PwC has also spotted a clear increase in climate tech megadeals worth $100 million or more. In 2019, there were 70 such megadeals – but the first half of 2021 has seen more than 120. So far it’s concentrated; half of that funding has been raised in the US and Canada, and has been dominated by mobility companies, which nabbed nine of ten deals in the region. Indeed, mobility startups raised more than $40 billion in the first half of 2021, more than half the overall funding raised for climate-tech companies this year.

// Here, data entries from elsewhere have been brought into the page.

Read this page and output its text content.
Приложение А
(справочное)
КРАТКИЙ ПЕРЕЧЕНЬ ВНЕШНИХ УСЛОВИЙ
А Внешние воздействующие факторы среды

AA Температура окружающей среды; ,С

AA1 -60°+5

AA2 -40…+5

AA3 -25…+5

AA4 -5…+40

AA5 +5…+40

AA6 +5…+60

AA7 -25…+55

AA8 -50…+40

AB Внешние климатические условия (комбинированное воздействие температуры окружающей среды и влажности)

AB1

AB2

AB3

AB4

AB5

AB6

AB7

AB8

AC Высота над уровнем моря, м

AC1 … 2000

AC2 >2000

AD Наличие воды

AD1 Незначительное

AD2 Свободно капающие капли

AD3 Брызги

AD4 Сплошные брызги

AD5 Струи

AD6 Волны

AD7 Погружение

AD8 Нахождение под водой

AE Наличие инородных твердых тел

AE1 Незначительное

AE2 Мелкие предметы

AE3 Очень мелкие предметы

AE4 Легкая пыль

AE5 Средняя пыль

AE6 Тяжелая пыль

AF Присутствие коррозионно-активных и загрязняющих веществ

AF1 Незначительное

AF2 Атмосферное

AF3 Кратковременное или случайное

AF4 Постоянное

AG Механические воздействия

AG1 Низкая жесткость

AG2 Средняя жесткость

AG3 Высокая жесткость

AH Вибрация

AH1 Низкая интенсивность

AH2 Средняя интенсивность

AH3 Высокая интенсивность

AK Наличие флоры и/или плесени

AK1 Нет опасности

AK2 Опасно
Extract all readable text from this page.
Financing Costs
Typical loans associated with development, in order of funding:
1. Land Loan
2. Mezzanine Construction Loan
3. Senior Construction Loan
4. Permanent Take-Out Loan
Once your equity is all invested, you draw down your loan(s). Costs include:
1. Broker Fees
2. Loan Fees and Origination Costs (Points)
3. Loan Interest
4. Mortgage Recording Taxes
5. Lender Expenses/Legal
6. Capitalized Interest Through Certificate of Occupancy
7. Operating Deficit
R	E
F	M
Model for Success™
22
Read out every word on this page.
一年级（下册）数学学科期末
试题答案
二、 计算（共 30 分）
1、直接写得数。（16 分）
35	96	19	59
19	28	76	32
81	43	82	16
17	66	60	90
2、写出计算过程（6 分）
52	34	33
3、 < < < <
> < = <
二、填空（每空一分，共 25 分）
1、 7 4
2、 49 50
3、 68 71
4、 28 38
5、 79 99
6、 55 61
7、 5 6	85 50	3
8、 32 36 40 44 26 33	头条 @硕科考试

And that’s no surprise, with electric vehicle (EV) companies snapping up $8 billion in funding in three major deals alone; Electric-truck maker Rivian raised $2.65 billion in January, while GM-owned autonomous and electric car developer Cruise raised $2.75 billion in April from Walmart and other investors, valuing the company at $30 billion. In June, Swedish battery maker Northvolt raised $2.75 billion, enabling expansion of its gigafactory from 40GWh to 60GWh of annual production capacity to meet growing demand.

Alternative protein startups have also attracted significant investment, led by the success of companies including Beyond Meat and Impossible Foods. But PwC’s analysis in The State of Climate Tech shows there are opportunities in sectors critical to climate change which remain underfunded, including shipping and heavy industry, as well as carbon capture, utilisation and storage (CCUS) technologies.

What’s the takeaway? We are at a point of transition between a fossil-fuel model, and a new economic order that’s developing before our eyes. The breakthrough technologies we need are emerging. It's time to scale up climate tech – through policy, through capital and through industry collaboration, to give us a chance of keeping to that critical 1.5°C.